Years of restriction, denying yourself certain foods, or distrusting your body, requires some undoing to get to really hear the body’s signals. We might be afraid of what the body will say if we check in. “What if my body asks for cookies, fried chicken or pizza? That can’t be good. And if I ask my body, won’t I want that all the time?”
While it’s true that when you first begin to consult the body, it’s more likely the mind that responds. Over time, if we practice listening, and responding to the body and paying attention to how food makes us feel, we may be surprised that the body really desires a variety of foods (and you can try this with movement, too!).

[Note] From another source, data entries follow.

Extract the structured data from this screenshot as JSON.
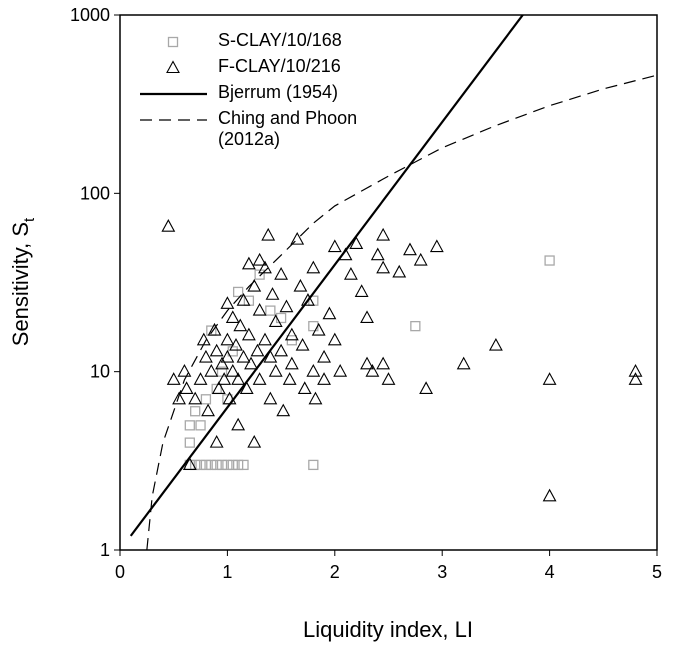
{
  "chart_data": {
    "type": "scatter",
    "x_label": "Liquidity index, LI",
    "y_label": "Sensitivity, S",
    "y_label_sub": "t",
    "xlim": [
      0,
      5
    ],
    "xticks": [
      0,
      1,
      2,
      3,
      4,
      5
    ],
    "ylim": [
      1,
      1000
    ],
    "yticks": [
      1,
      10,
      100,
      1000
    ],
    "log_y": true,
    "legend": "upper left",
    "series": [
      {
        "name": "S-CLAY/10/168",
        "marker": "square",
        "color": "#a8a8a8",
        "x": [
          0.65,
          0.7,
          0.75,
          0.8,
          0.85,
          0.9,
          0.95,
          1.0,
          1.05,
          1.1,
          1.15,
          1.8,
          0.65,
          0.65,
          0.75,
          0.7,
          0.8,
          0.9,
          1.0,
          0.85,
          1.1,
          1.2,
          1.3,
          1.4,
          1.5,
          1.6,
          1.8,
          1.8,
          2.75,
          4.0,
          0.95,
          1.05
        ],
        "values": [
          3,
          3,
          3,
          3,
          3,
          3,
          3,
          3,
          3,
          3,
          3,
          3,
          4,
          5,
          5,
          6,
          7,
          8,
          7,
          17,
          28,
          25,
          35,
          22,
          20,
          15,
          18,
          25,
          18,
          42,
          10,
          13
        ]
      },
      {
        "name": "F-CLAY/10/216",
        "marker": "triangle",
        "color": "#000000",
        "x": [
          0.45,
          0.5,
          0.55,
          0.6,
          0.62,
          0.65,
          0.7,
          0.75,
          0.78,
          0.8,
          0.82,
          0.85,
          0.88,
          0.9,
          0.9,
          0.92,
          0.95,
          0.97,
          1.0,
          1.0,
          1.0,
          1.02,
          1.05,
          1.05,
          1.08,
          1.1,
          1.1,
          1.12,
          1.15,
          1.15,
          1.18,
          1.2,
          1.2,
          1.22,
          1.25,
          1.25,
          1.28,
          1.3,
          1.3,
          1.3,
          1.35,
          1.35,
          1.38,
          1.4,
          1.4,
          1.42,
          1.45,
          1.45,
          1.5,
          1.5,
          1.52,
          1.55,
          1.58,
          1.6,
          1.6,
          1.65,
          1.68,
          1.7,
          1.72,
          1.75,
          1.8,
          1.8,
          1.82,
          1.85,
          1.9,
          1.9,
          1.95,
          2.0,
          2.0,
          2.05,
          2.1,
          2.15,
          2.2,
          2.25,
          2.3,
          2.35,
          2.4,
          2.45,
          2.45,
          2.5,
          2.6,
          2.7,
          2.8,
          2.85,
          2.95,
          3.2,
          3.5,
          4.0,
          4.0,
          4.8,
          4.8,
          2.3,
          2.45
        ],
        "values": [
          65,
          9,
          7,
          10,
          8,
          3,
          7,
          9,
          15,
          12,
          6,
          10,
          17,
          13,
          4,
          8,
          11,
          9,
          24,
          15,
          12,
          7,
          10,
          20,
          14,
          5,
          9,
          18,
          12,
          25,
          8,
          40,
          16,
          11,
          30,
          4,
          13,
          42,
          22,
          9,
          38,
          15,
          58,
          12,
          7,
          27,
          19,
          10,
          35,
          13,
          6,
          23,
          9,
          16,
          11,
          55,
          30,
          14,
          8,
          25,
          38,
          10,
          7,
          17,
          12,
          9,
          21,
          50,
          15,
          10,
          45,
          35,
          52,
          28,
          20,
          10,
          45,
          58,
          38,
          9,
          36,
          48,
          42,
          8,
          50,
          11,
          14,
          9,
          2,
          10,
          9,
          11,
          11
        ]
      },
      {
        "name": "Bjerrum (1954)",
        "marker": "line",
        "dash": "solid",
        "color": "#000000",
        "x": [
          0.1,
          3.75
        ],
        "values": [
          1.2,
          1000
        ]
      },
      {
        "name": "Ching and Phoon (2012a)",
        "marker": "line",
        "dash": "dashed",
        "color": "#000000",
        "x": [
          0.25,
          0.3,
          0.4,
          0.6,
          0.8,
          1.0,
          1.2,
          1.5,
          1.8,
          2.0,
          2.5,
          3.0,
          3.5,
          4.0,
          4.5,
          5.0
        ],
        "values": [
          1,
          2,
          4,
          9,
          15,
          22,
          30,
          45,
          68,
          85,
          125,
          180,
          240,
          310,
          385,
          460
        ]
      }
    ]
  }
}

What I practice myself, and suggest to participants at Green Mountain, is that when possible, consult your body before you look at the menu or open the refrigerator. This works best when you’re not restricting food and are familiar with and feeding your stomach hunger. The first question would be “am I hungry?” And then you can check in with your body around what it needs and wants to eat. The founders of Overcoming Overeating refer to this process as making the match. Ask your body, and be specific… do you want something cold? Crunchy? Spicy? Imagine the food in your body. Is this the right fit?
You may not be able to find exactly what your body wants, but if you do your best to listen and respond to as many of these qualities as you can, feeding yourself this way can be deeply satisfying.
Can you think of a time when you experienced cellular hunger? What did it tell you?